Thorsfeld saisit le livre. Contrairement à ce qu’il aurait cru, il était capable de comprendre son titre.

Il claqua dans ses mains deux fois pour appeler un de ses serviteurs.

Ark entra dans la salle du trône, un lourd grimoire rouge sang coincé entre le bras et le flanc, précédé par Adda. Le serviteur s’inclina et disparut à l’extérieur de la pièce.

Ark s’avança vers Thorsfeld, qui était assis sur son trône dans une position d’attente, la tête posée contre le poing, fermement calé sur l’accoudoir. Le Prince de Nornfinn fit quelques pas en regardant autour de lui, fasciné par cette nouvelle salle incroyable de Dole-Halsring. Puis il se tourna de nouveau vers Thorsfeld, et brandit le livre qu’il avait amené.

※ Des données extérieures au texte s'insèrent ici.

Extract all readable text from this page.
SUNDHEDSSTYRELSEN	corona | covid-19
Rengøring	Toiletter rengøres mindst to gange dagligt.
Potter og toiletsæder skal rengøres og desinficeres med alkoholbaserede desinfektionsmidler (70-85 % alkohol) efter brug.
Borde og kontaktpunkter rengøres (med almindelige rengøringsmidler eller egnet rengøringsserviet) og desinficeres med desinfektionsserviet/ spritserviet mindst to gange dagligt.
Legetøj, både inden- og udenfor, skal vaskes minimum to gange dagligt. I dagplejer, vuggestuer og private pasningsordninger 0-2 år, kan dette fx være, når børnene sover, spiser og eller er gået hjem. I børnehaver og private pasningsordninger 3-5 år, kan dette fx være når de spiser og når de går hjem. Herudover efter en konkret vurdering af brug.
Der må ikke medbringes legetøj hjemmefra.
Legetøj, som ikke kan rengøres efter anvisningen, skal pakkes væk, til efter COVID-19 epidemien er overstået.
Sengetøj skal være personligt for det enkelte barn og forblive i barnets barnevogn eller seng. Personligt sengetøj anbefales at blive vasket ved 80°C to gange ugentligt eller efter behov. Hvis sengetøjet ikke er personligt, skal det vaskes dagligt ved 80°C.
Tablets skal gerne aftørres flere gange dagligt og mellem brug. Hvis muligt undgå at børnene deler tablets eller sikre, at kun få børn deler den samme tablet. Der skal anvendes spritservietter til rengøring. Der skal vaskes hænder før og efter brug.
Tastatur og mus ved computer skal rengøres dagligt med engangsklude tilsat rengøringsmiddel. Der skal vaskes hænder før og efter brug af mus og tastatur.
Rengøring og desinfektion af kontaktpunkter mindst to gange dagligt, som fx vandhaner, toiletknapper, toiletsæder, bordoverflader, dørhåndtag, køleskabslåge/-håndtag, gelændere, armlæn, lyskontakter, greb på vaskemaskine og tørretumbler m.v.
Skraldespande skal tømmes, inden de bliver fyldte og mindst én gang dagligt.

  • Devine ce que j’ai trouvé ? demanda-t-il avec un air satisfait, un sourire triomphant aux lèvres.
  • « Comment sortir de la bibliothèque le plus lentement possible, en 10 leçons » ?
  • Preuve qu’il y a des choses qu’on ne peut pas apprendre dans les livres : malgré le nombre d’ouvrages que tu possèdes, aucun ne t’a enseigné la patience. J’ai trouvé le registre que nous cherchions ! Reste à le lire, maintenant. Tu voulais me voir ?
  • Oui. J’ai trouvé un livre, moi aussi, fit Thorsfeld avec malice, levant le livre blanc devant lui pour qu’Ark puisse le voir.

La réaction de ce dernier fut à la hauteur de ce que le Dieu-Roi avait espéré.

  • Où l’as-tu trouvé ?
  • Sans importance. J’ai besoin de le lire. Et je suis sûr que tu meurs toi aussi d’envie de savoir ce qu’il contient. Que dirais-tu d’une séance de lecture à voix haute ?

Ark s’approcha du trône et pris le livre dans ses mains. Il passa son index sur les caractères argentés de la couverture, comme s’il doutait de leur existence.

  • C’est vrai que c’est tentant, dit-il.
  • Assieds-toi, lui fit Thorsfeld en désignant la chaise qu’il avait lui-même utilisé quand C. occupait le trône.

Ark s’assit, sans oser ouvrir le livre.

  • Comment as-tu pu lire le nom sur la couverture ? demanda-t-il sans perdre son air d’étonnement intense.
  • J’ai vu ce nom en bas d’un message que tu as écris, répondit Thorsfeld. Je l’ai vu signer.

Il regarda le Prince de Nornfinn avec un air de victoire cruelle.

  • Je sais reconnaitre le nom de Freya, conclut-il.